A MULTI-MILLION-POUND railway works project is well on track to deliver a raft of improvements for passengers.

Network Rail is coming to the end of its week-long blockade of the line between Bournemouth and Southampton.

Passengers have been using replacement buses since Monday while engineers set about carrying out a busy timetable of works.

Tom McNamee, project director, told the Daily Echo that Network Rail decided on a full Monday to Friday closure rather than weekend and overnight works after assessing trends in train users returning to services since lockdown.

Mr McNamee said there had been a stronger recovery in leisure passengers compared to commuter numbers.

As a result, the impact of the five-day blockade was seen as lower than a series of weekend closures.

This had a delivery performance and a financial benefit for Network Rail, Mr McNamee said.

Mr McNamee said the programme had decided to focus on five areas of the line “where we already have speed restrictions or are at risk of needing speed restrictions in the near future”.

The work this week has seen focused efforts on improvements in Totton, Brockenhurst, Sway, Pokesdown and between New Milton and Hinton Admiral.

“It is not just about efficiency and the extra delivery potential, but it is also about the quality of the work we can carry out,” said Mr McNamee. “We are giving the teams a good opportunity to use the best equipment they can. They are not having to rush in a three hour window.”

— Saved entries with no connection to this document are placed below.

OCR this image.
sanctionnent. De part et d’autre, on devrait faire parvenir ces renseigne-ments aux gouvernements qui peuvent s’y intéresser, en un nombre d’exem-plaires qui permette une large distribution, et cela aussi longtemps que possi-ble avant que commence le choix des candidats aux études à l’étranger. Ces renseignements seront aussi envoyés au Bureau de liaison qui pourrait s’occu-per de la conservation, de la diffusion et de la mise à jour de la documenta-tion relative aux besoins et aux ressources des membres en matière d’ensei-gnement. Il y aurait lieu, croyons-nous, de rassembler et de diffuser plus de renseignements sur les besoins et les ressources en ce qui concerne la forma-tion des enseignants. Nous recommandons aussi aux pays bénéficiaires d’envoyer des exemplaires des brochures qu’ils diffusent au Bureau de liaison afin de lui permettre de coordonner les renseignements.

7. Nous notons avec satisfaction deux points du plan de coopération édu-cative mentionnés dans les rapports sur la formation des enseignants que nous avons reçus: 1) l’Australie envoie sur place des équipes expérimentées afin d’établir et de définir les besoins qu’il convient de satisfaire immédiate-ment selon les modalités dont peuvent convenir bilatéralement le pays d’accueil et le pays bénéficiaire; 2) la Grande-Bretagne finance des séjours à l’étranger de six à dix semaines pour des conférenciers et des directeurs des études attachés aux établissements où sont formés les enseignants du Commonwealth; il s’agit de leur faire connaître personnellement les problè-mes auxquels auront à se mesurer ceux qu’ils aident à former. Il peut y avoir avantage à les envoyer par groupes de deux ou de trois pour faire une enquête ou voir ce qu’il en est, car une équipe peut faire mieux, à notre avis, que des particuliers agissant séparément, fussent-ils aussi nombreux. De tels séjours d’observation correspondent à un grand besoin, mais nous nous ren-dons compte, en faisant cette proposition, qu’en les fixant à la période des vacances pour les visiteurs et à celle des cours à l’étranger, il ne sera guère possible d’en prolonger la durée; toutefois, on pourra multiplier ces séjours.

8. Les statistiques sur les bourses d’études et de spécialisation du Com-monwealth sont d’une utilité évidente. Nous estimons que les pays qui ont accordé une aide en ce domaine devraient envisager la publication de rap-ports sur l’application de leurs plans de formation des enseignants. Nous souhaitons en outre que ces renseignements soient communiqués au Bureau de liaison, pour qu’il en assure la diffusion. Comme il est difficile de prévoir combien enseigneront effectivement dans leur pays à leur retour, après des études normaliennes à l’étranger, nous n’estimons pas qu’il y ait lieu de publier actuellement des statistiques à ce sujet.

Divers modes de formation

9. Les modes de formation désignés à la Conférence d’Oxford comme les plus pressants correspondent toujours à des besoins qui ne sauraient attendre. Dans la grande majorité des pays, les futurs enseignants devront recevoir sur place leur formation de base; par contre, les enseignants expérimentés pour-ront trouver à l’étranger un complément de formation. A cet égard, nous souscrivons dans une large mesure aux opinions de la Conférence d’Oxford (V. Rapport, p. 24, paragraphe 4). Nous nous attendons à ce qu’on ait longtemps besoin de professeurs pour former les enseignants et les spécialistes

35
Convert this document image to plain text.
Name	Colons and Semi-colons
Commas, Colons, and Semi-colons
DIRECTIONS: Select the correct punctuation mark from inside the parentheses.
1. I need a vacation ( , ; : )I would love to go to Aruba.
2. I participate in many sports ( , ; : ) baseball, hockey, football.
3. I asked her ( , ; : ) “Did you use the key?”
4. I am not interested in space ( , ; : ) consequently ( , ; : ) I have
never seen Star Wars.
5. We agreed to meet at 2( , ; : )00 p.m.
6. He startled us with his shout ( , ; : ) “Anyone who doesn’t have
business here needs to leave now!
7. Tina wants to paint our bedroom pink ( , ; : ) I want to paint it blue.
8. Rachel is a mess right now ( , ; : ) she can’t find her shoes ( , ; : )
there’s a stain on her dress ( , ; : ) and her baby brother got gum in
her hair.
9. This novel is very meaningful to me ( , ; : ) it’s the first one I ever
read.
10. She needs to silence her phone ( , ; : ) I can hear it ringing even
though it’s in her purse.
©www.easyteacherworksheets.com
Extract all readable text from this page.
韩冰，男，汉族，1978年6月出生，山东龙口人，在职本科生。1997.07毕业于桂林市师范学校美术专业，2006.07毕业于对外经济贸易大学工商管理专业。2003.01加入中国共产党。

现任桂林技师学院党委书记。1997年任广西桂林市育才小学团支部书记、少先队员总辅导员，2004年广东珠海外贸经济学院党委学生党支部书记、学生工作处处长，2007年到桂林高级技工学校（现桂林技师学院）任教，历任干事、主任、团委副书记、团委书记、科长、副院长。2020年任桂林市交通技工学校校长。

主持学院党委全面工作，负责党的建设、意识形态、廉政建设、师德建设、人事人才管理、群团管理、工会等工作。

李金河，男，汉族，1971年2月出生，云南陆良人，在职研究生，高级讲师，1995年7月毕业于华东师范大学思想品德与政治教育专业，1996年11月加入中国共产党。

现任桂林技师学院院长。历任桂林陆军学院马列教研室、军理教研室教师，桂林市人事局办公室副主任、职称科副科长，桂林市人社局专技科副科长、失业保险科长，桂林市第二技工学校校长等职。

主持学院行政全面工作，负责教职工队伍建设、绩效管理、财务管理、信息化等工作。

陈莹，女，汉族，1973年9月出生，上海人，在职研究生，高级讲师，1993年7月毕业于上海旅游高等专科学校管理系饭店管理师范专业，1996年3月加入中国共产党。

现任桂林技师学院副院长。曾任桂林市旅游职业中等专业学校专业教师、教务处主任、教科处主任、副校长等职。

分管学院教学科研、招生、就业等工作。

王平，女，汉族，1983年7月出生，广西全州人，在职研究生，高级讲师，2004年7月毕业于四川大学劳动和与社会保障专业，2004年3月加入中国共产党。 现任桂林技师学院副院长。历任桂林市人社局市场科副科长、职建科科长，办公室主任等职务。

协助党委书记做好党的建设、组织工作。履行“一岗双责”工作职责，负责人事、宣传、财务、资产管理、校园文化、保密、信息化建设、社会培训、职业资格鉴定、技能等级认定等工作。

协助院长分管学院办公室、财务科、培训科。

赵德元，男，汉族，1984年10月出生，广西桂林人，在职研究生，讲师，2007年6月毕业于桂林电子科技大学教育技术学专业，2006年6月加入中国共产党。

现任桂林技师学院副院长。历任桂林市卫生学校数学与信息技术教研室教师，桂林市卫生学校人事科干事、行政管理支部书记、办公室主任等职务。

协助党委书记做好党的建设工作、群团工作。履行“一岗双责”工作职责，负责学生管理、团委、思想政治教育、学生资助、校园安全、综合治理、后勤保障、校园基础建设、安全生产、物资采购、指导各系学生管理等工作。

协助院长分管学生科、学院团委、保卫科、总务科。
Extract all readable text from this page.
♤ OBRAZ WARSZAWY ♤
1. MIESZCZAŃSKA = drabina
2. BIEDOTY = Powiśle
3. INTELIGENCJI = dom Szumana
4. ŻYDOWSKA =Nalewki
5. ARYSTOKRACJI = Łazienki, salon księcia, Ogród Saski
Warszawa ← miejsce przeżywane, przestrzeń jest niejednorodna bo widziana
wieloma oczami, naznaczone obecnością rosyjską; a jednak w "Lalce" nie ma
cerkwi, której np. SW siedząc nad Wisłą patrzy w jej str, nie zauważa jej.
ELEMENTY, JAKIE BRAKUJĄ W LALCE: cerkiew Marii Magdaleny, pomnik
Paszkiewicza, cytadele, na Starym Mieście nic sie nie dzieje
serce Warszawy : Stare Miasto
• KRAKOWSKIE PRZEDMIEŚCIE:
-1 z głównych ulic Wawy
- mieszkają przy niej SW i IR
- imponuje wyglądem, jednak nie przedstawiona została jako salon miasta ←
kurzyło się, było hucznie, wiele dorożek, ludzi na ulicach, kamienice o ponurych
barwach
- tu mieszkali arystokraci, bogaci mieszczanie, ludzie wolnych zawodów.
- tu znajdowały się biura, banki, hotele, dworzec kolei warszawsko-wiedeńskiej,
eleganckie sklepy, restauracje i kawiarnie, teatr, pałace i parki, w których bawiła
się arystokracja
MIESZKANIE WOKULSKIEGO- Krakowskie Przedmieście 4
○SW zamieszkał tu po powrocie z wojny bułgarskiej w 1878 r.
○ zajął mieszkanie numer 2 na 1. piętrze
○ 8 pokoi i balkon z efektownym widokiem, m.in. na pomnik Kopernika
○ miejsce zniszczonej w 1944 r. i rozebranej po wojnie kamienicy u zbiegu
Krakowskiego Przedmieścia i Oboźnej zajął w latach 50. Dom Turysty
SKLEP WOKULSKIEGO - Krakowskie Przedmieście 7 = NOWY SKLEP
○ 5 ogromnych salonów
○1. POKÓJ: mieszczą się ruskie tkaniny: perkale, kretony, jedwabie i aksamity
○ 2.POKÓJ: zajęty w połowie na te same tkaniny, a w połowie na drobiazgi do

Once complete the work will lead to trains being able to travel at maximum speeds across the New Forest through addressing issues with power supply and track circuits. Mr McNamee said problems with the latter would mean signallers cannot be certain where trains are on the network and means they must travel at reduced speeds.

Parts of the track are often prone to flooding due to being located on low lying land. This week has seen steps taken to address this problem and at the same time address ‘rough ride’, which can make some stretches of the route bumpy for passengers.

The project manager said Network Rail is “ensuring we fill the blockade with as many opportunities as we can”.

An example of this was the decision to install a replacement 20-tonne power unit on the Lymington branch line after the initial project for this was scuppered earlier in the year.

This week has seen around 150 engineers working across the blockade area every day, with the overall project estimated to involve an investment in the region of £3million.

“We are on target to deliver our project scope and our expectation is to have the line back open for passengers on Saturday,” said Mr McNamee.